I believe temporary markets are an indicator species for a healthy neighborhood economy. Today I visited two: the Forsyth Farmers Market and Craft Scout Holiday Market.

Craft Scout Holiday Market

For the past three years I’ve visited the Craft Scout market to do Christmas shopping. The market attracts about two dozen local craft makers to the ballroom of Savannah’s American Legion. Vendors sell jewelry, leather goods, ceramics, art prints, and other crafty sorts of gifts. The market attracts a healthy crowd.

Forsyth Farmers Market

Savannah’s Forsyth Park hosts a weekly farmers market. While cool weather likely kept many folks home today, the market often draws many shoppers. The market managers do a great job of retaining a variety of vendors. While we could potentially do almost all our grocery shopping at the farmers market, we rarely are organized enough to pull that off.

I find it fascinating that in spite of the year-round farmers market in Savannah, the vendors still rely on portable structures. While this approach allows the market to adapt to seasonal changes, it places a burden on each vendor to supply a table and shelter. It also makes the market look more improvised than established.

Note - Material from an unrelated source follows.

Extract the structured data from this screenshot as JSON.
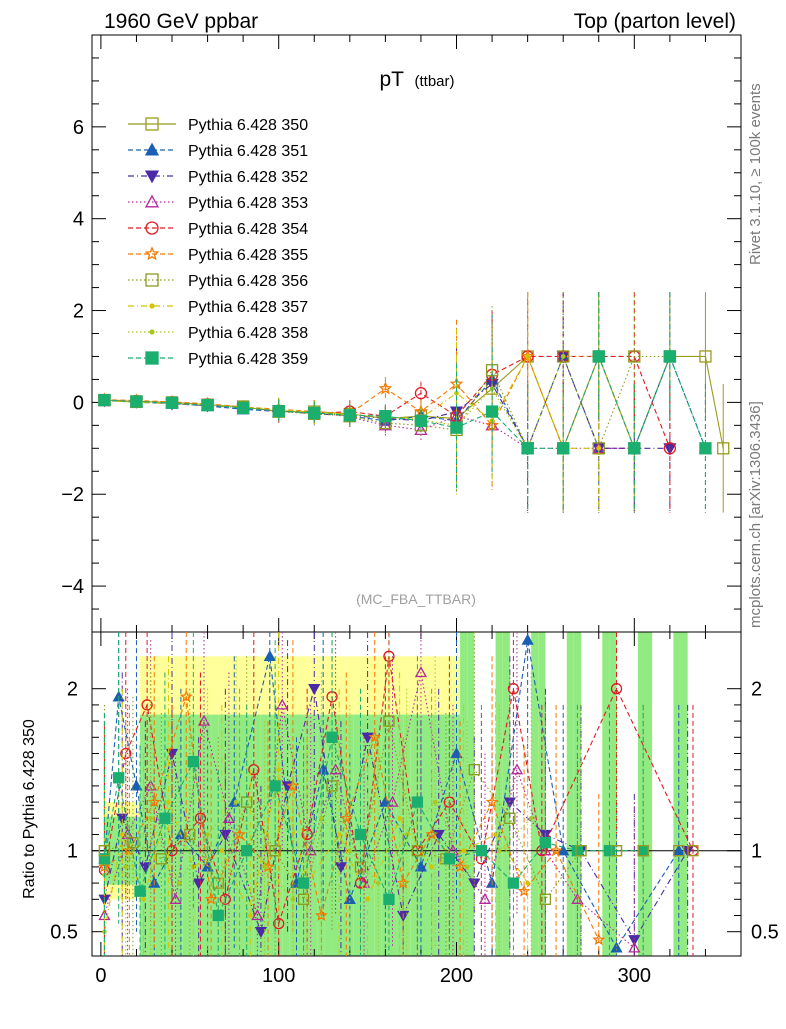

Market Stalls outside the Grove Arcade in Asheville

I was impressed by the approach that I witnessed in Asheville, North Carolina. These simple structures near the Grove Arcade provide vendors with a bit of shelter and a surface to display their goods. They fit neatly between the sidewalk and a row of parked cars.  They also show a graceful approach to accommodating a temporary market in an urban area.